CENTRE FOR THE STUDY OF LAW AND GOVERNANCE
Jawaharlal Nehru University
ANNUAL LECTURE 2017
By
ATUL KOHLI
David K.E. Bruce Professor of International Affairs, Princeton University
Chair : NIRAJA GOPAL JAYAL, Professor, Centre for the Study of Law and Governance, JNU
11.00 AM, Friday, 10 November 2017
Auditorium-I, Convention Centre, JNU
Britain's Informal Empire in the Nineteenth Century
(with India in the Background)
The presentation will be based on a chapter of the author’s new book (in the making), Imperialism and the Developing World: How Britain and United States Shaped the Global Periphery. In this chapter Professor Kohli provides an interpretation of the motives, mechanisms, and impact of Britain’s informal empire in the nineteenth century in Argentina, Egypt and China. The main motive that drove Britain to establish influence over these far flung places was search for profits and power, especially when private profits were of national significance. EIC’s main mechanism for establishing an informal empire was to create stable but subservient governments on the periphery; such ruling arrangements were often created under duress but then sustained by “cooperative” clients. As to impact, Britain benefitted handsomely from trade, investment, and financial relationships with client states. The peripheral economies by contrast experienced lopsided development, with some short-term growth but also long term distortions. The impact of Britain’s informal empire was not as pernicious as that of British colonialism, say, in India. However, there were to be no Meiji transformations within the informal empire. Limits on sovereignty were the key variables that help us understand development breakthroughs, lop-sided development, and near stagnation in the nineteenth century global periphery.
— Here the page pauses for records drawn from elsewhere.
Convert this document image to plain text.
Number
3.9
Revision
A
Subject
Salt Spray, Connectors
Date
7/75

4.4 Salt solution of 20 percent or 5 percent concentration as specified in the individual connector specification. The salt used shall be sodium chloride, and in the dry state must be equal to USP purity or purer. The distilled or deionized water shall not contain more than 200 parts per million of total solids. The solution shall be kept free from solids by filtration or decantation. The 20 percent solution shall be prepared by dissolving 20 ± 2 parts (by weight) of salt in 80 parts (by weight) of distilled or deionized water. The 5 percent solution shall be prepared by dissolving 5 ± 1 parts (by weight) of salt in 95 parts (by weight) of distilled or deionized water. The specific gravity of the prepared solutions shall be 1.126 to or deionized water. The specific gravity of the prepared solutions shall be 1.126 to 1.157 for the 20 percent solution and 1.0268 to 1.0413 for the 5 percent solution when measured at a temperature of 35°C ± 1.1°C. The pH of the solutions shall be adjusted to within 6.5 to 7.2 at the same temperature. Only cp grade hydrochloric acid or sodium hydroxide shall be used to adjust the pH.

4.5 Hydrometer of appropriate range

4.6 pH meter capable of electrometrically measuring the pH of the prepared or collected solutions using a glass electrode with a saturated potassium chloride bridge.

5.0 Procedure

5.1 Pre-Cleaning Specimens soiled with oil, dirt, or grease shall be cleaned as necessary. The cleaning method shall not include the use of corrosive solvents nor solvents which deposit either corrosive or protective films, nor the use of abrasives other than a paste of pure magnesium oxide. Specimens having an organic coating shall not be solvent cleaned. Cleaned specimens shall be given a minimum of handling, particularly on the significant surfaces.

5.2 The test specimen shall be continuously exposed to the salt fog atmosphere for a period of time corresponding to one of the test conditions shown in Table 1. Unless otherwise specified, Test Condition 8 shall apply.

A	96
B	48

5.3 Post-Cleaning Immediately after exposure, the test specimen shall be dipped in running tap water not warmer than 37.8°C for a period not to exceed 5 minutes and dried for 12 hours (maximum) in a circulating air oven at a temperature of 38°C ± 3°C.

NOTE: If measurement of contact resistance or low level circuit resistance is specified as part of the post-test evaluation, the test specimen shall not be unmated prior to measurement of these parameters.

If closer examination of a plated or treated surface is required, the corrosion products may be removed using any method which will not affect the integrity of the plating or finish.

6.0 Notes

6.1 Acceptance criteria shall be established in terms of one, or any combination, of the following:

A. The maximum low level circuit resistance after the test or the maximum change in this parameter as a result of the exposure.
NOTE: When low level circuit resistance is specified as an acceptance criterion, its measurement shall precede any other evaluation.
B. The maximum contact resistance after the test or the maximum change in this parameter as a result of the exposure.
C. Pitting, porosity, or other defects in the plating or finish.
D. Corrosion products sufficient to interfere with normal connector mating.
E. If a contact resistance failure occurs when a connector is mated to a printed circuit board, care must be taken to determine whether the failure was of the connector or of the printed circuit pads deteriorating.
ATUL KOHLI is the David K.E. Bruce Professor of International Affairs at Princeton University. His principal research interests are in the areas of comparative political economy with a focus on the developing countries. He is the author of Poverty amid Plenty in the New India (2012) (a Foreign Affairs Best Book of 2012 on Asia and the Pacific); State-Directed Development: Political Power and Industrialization in the Global Periphery (2004) (winner of the Charles Levine Award (2005) of the International Political Science Association); Democracy and Discontent: India's Growing Crisis of Governability (1991); and The State and Poverty in India (1987). He has also edited or coedited nine volumes (most recently, States in the Developing World, 2017) and published some sixty articles. His current research focuses on the topic of "imperialism and the developing world." Through much of his scholarship he has emphasized the role of states in the promotion of prosperity and equity in the developing world. He is Editor of the journal, World Politics. During 2009-10 he served as the Vice President of the American Political Science Association. He has received grants and fellowships from the Social Science Research Council, Ford Foundation and Russell Sage Foundation. He received his Ph.D. from the University of California, Berkeley.
NIRAJA GOPAL JAYAL is Professor at the Centre for the Study of Law and Governance, JNU. Her most recent book is a history of citizenship in India titled, Citizenship and its Discontents: An Indian History.